Um antigo colaborador da junta de São Domingos de Benfica, que preferiu manter o anonimato por receio de represálias, explica que, para manter o emprego, tinha de arregimentar militantes. No seu caso, controlava cerca de 20 inscritos, que reunia e levava a votar sempre que havia atos eleitorais internos. Outros amigos funcionavam como “cabos eleitorais” e também controlavam algumas dezenas de filiados. Para manter o seu part-time na freguesia, esta fonte tinha de contribuir com votos para o presidente da junta manter o poder no partido. Rodrigo Gonçalves contestaria sempre estas informações: “A secção A sempre foi uma das maiores secções do PSD. O seu crescimento é, obviamente, um processo natural. Quanto à angariação de militantes são completamente falsas e absurdas estas acusações”, afirmava há cerca de dois anos.

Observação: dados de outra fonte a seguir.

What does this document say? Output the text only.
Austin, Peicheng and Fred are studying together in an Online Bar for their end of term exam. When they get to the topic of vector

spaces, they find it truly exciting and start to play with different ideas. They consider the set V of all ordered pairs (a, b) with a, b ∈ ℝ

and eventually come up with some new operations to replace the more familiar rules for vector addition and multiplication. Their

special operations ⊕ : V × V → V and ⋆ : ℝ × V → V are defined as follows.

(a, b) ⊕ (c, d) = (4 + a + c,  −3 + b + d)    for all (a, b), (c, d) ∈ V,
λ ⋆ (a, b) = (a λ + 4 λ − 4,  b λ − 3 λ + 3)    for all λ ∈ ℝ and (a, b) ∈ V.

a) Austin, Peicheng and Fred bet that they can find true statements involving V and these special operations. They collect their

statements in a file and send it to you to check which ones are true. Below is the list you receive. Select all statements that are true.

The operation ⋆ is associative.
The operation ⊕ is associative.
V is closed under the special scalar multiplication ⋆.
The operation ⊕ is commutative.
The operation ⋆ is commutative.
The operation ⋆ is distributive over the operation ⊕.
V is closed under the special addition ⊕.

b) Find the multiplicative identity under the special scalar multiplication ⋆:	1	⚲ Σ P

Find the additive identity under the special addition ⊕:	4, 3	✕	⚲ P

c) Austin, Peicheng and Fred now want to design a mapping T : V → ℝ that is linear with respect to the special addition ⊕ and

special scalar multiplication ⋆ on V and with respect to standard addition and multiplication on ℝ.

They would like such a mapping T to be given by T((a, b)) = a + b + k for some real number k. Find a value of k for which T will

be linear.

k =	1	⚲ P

No processo que começou a ser julgado em fevereiro de 2015 e que terminou em outubro do mesmo ano, Rodrigo Gonçalves e o pai, Daniel Gonçalves, foram absolvidos da acusação de corrupção passiva para ato ilícito, por não ser possível provar a acusação. No entanto, o antigo fiscal das obras de junta — que era considerado um homem de mão e um dos braços de Rodrigo Gonçalves — foi condenado a quatro anos de prisão. Mas estava ausente no estrangeiro.

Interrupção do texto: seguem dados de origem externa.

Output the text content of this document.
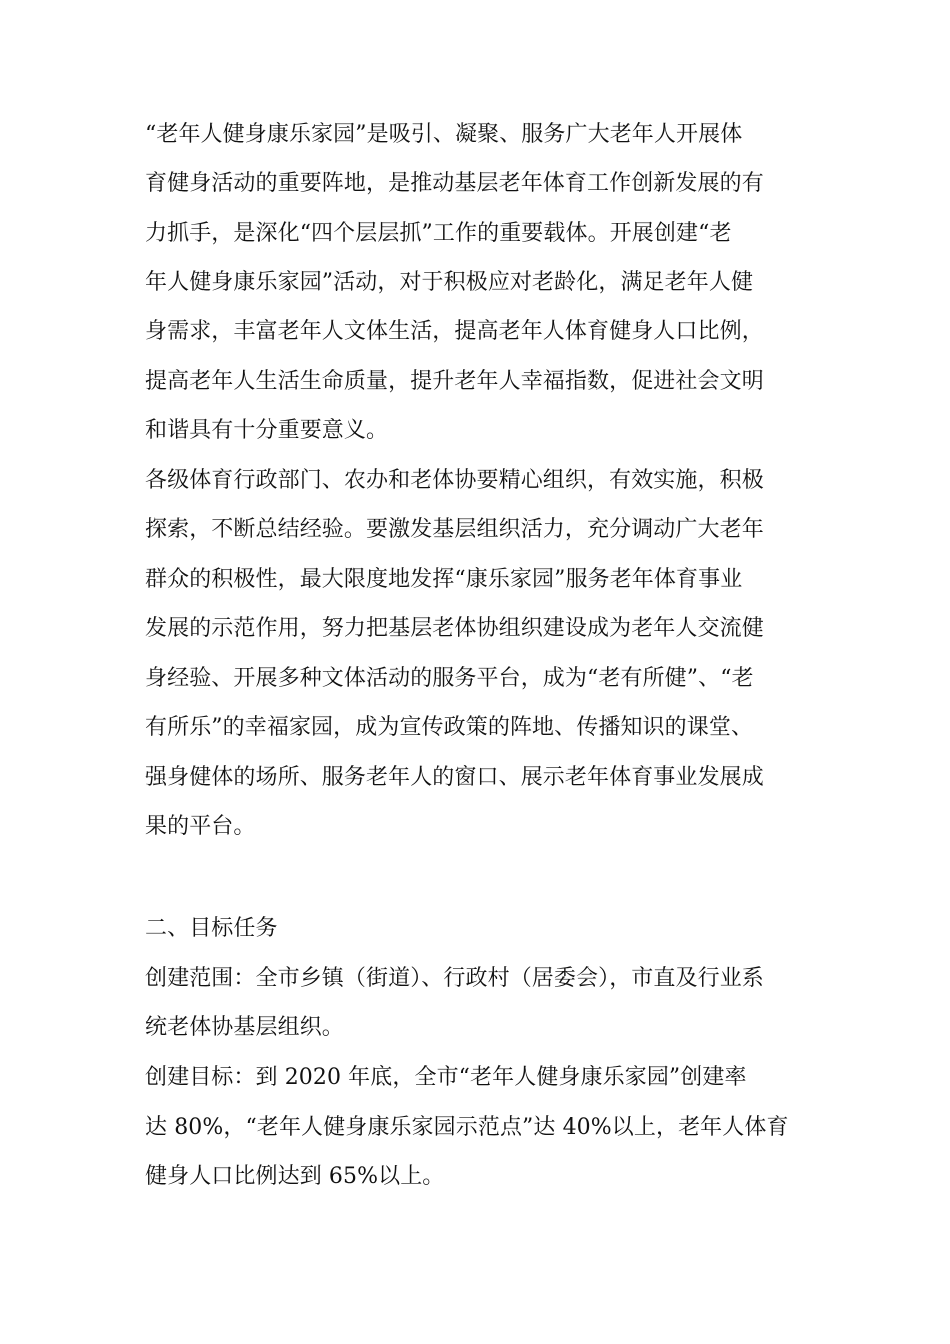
“老年人健身康乐家园”是吸引、凝聚、服务广大老年人开展体
育健身活动的重要阵地，是推动基层老年体育工作创新发展的有
力抓手，是深化“四个层层抓”工作的重要载体。开展创建“老
年人健身康乐家园”活动，对于积极应对老龄化，满足老年人健
身需求，丰富老年人文体生活，提高老年人体育健身人口比例，
提高老年人生活生命质量，提升老年人幸福指数，促进社会文明
和谐具有十分重要意义。
各级体育行政部门、农办和老体协要精心组织，有效实施，积极
探索，不断总结经验。要激发基层组织活力，充分调动广大老年
群众的积极性，最大限度地发挥“康乐家园”服务老年体育事业
发展的示范作用，努力把基层老体协组织建设成为老年人交流健
身经验、开展多种文体活动的服务平台，成为“老有所健”、“老
有所乐”的幸福家园，成为宣传政策的阵地、传播知识的课堂、
强身健体的场所、服务老年人的窗口、展示老年体育事业发展成
果的平台。
二、目标任务
创建范围：全市乡镇（街道）、行政村（居委会），市直及行业系
统老体协基层组织。
创建目标：到 2020 年底，全市“老年人健身康乐家园”创建率
达 80%，“老年人健身康乐家园示范点”达 40%以上，老年人体育
健身人口比例达到 65%以上。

O caso começou por ter a ver com o desaparecimento de 50 mil euros de umas obras para o Jardim Infantil O Povo. Circulava dinheiro vivo. Esse fiscal das obras da junta, chamado Carlos Vicente, pediu 50 mil euros ao responsável pelo Jardim Infantil, em numerário, para pagar ao empreiteiro que ia arranjar as instalações. Era uma verba que a junta tinha atribuído à instituição, ainda no tempo de Sérgio Lipari. O dinheiro desapareceu. E o fiscal também: foi para a Suíça. Em vez de fazer queixa às autoridades por causa do desaparecimento do dinheiro ― a Assembleia de Freguesia chumbou essa possibilidade ―, Rodrigo Gonçalves pediu mais 25 mil euros para a obra a Lipari, que já era vereador na câmara de Lisboa. Assim, uma obra com um orçamento inicial de 38 mil euros, recebeu 50 mil e depois passou a ter 75 mil euros atribuídos. Segundo a acusação, o dinheiro da freguesia circulava em numerário entre o fiscal e o pai do presidente da junta, Daniel Gonçalves. O desaparecimento da verba, porém, não chegou para acusar Rodrigo Gonçalves, que estava obrigado por lei a fazer queixa do desaparecimento do dinheiro ao Ministério Público. Como foi a Assembleia de Freguesia a deliberar a não apresentação de queixa, o presidente da junta ficou fora da alçada da Justiça.

Rodrigo Gonçalves acabaria por ser acusado de corrupção devido a seis mil euros que um empreiteiro que fazia as obras na junta levantou em numerário no banco, dando-os a Carlos Vicente, que depois diz tê-los entregue a Daniel Gonçalves. Outra acusação teve origem no depoimento de um empresário de uma firma de jardinagem que, depois de ganhar um concurso na junta, foi abordado para dar dois mil euros por mês ao “homem”. E o homem seria Rodrigo Gonçalves. Nenhuma destas alegações foi provada. O antigo autarca acreditou sempre que a sua “inocência seria provada”. Foi absolvido. Trata-se de um dos processos pelo qual o advogado João Nabais foi pago pela junta de São Domingos de Benfica.

Com todo este historial, mesmo depois das secções lisboetas do PSD terem sido extintas, Rodrigo Gonçalves manteve-se como vice-presidente da concelhia de Lisboa. Já com o julgamento por agressão terminado, e com a condenação, Mauro Xavier — presidente da concelhia — manteve-o no cargo. Rodrigo Gonçalves refuta todas as acusações de caciquismo que lhe fazem: “Desconheço totalmente esse tipo de acusação em relação à minha pessoa. Nunca fui acusado de tais práticas, que aliás, reprovo totalmente”.